Section Extragalactic astronomy
DOI https://doi.org/10.1051/0004-6361/201116997
Published online 10 August 2011

© ESO, 2011

1. Introduction

Many observations of the Small Magellanic Cloud (SMC) in the X-ray energy band have led to the discovery of a large number of high mass X-ray binaries (HMXRBs). The number of known HMXRBs in the SMC (about one hundred, Liu et al. 2005) is much larger than expected by scaling the number of these sources seen in the Milky Way according to the mass ratio of the two galaxies (MMW/MSMC  ~  50). This has been interpreted as evidence of a recent episode of star formation in the SMC (Majid et al. 2004; Shtykovskiy & Gilfanov 2007; Antoniou et al. 2010). It is remarkable that the SMC contains only one supergiant system, SMC X-1. All the other HMXRBs in the SMC consist of neutron stars accreting from Be type companions. Be X-ray binaries also constitute the largest class of HMXRBs in our Galaxy, but the relative number of supergiant systems is much higher than in the SMC, since 30 of the 114 Galactic HMXRBs (Liu et al. 2006) are confirmed or suspected supergiant systems.

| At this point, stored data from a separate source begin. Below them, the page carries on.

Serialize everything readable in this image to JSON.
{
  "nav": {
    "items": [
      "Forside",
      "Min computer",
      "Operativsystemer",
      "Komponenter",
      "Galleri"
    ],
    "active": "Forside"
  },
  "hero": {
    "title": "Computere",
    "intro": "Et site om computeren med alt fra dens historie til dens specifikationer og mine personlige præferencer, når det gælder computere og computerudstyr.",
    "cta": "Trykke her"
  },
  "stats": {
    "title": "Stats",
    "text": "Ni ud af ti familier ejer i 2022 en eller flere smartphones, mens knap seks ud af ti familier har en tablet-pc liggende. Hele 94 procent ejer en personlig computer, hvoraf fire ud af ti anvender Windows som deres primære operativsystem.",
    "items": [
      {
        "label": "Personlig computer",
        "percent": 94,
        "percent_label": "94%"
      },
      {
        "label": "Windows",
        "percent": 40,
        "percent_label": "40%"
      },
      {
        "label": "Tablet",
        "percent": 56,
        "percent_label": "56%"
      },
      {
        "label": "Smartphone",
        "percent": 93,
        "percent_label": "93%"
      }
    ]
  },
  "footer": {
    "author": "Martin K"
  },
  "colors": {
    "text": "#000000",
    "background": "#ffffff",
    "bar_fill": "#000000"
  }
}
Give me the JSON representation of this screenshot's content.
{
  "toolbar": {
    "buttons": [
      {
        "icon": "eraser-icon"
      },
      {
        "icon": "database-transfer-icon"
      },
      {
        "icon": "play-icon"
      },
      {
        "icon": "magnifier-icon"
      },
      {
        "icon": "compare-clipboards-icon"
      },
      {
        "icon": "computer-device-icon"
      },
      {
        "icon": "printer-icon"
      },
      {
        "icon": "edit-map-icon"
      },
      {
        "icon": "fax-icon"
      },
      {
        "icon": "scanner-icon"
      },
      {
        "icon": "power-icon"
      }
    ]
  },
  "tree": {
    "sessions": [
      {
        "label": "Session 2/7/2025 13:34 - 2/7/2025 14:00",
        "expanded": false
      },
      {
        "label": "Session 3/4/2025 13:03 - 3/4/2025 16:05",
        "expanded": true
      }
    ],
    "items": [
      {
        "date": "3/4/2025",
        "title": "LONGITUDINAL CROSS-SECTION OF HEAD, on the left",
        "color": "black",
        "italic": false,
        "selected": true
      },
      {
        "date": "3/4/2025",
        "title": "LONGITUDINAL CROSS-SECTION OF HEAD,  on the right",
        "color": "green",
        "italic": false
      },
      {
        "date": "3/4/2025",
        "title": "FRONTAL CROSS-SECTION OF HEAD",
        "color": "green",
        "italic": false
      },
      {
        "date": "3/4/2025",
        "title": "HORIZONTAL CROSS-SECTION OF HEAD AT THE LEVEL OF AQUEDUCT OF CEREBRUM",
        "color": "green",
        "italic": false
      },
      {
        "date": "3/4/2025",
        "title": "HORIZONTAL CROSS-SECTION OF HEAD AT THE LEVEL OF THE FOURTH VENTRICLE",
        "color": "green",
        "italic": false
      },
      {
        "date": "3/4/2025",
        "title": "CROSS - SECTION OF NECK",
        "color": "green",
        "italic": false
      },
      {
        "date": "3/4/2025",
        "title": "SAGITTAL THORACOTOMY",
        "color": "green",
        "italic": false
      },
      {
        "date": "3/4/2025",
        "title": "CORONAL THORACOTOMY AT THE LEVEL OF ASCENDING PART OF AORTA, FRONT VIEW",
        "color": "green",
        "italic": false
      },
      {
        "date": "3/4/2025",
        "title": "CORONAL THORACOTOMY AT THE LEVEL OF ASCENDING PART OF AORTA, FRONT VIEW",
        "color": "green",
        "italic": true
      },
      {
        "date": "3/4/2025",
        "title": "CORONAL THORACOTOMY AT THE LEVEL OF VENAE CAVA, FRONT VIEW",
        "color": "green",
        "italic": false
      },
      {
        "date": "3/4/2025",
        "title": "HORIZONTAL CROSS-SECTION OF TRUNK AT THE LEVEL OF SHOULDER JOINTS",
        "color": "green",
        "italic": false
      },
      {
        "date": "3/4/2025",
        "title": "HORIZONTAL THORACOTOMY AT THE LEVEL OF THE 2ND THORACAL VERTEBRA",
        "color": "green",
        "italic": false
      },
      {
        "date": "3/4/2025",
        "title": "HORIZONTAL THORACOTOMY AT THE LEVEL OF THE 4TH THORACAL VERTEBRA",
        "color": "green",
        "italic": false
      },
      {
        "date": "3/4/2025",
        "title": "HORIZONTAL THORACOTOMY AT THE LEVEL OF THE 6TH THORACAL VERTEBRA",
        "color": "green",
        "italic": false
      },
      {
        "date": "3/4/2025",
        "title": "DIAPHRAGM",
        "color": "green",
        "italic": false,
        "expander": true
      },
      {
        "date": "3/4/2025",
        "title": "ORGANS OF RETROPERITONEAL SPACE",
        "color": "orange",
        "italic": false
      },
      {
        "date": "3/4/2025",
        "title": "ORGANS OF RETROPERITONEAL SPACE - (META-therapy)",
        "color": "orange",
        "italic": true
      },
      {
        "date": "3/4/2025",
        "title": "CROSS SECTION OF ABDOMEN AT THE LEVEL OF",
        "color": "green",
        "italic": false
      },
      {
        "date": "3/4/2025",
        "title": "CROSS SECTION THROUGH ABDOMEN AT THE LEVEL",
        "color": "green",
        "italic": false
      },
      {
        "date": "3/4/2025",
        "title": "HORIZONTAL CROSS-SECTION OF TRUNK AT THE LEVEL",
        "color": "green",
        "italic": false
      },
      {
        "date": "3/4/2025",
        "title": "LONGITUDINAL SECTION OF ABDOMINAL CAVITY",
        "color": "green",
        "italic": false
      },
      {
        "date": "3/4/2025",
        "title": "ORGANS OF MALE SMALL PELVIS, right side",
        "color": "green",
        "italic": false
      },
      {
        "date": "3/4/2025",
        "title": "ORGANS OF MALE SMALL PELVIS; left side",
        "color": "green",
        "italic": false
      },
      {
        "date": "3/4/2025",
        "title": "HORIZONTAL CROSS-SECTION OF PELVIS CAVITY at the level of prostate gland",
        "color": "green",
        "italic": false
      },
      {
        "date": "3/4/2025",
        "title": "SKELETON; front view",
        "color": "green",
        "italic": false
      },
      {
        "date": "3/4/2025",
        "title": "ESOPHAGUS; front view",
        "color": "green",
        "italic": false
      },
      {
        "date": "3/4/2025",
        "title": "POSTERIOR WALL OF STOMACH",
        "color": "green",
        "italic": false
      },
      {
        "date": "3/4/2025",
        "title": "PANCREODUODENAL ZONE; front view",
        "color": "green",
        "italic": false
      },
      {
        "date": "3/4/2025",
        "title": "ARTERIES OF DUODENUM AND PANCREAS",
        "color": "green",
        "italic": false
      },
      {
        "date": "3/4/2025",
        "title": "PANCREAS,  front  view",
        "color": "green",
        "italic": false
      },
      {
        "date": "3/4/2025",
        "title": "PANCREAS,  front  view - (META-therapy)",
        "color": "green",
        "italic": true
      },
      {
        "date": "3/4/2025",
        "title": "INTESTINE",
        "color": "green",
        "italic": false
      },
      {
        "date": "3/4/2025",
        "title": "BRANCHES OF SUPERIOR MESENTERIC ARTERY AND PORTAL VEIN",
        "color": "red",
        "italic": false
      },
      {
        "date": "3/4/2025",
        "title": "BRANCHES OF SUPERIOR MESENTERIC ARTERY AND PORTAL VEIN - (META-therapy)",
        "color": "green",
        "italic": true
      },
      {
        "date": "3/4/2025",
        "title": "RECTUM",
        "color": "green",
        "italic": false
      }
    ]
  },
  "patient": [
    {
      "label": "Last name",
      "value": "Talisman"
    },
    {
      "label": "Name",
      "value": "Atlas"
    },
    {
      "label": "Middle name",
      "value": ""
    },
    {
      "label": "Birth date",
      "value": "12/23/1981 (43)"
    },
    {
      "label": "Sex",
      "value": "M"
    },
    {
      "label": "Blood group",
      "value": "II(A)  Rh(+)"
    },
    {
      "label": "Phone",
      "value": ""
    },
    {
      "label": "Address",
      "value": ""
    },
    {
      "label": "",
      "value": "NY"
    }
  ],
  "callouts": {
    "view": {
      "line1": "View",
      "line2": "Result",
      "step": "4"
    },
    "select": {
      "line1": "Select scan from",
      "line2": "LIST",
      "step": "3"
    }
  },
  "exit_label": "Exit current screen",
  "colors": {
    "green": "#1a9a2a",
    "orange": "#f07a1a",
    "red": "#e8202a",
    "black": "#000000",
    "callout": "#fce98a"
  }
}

Many new Galactic HMXRBs have been discovered in the past few years with the INTEGRAL satellite, thanks to high sensitivity in the hard X-ray range, coupled with an extensive monitoring of the Galactic plane. These observations led to the recognition of the new class of supergiant fast X-ray transients (SFXT) and to the discovery of persistent supergiant systems characterized by a high absorption (equivalent column density above a few 1023 cm-2), which escaped an earlier discovery because the high absorption severely suppresses their flux below 10 keV (see, e.g., Sidoli 2010, for a recent review).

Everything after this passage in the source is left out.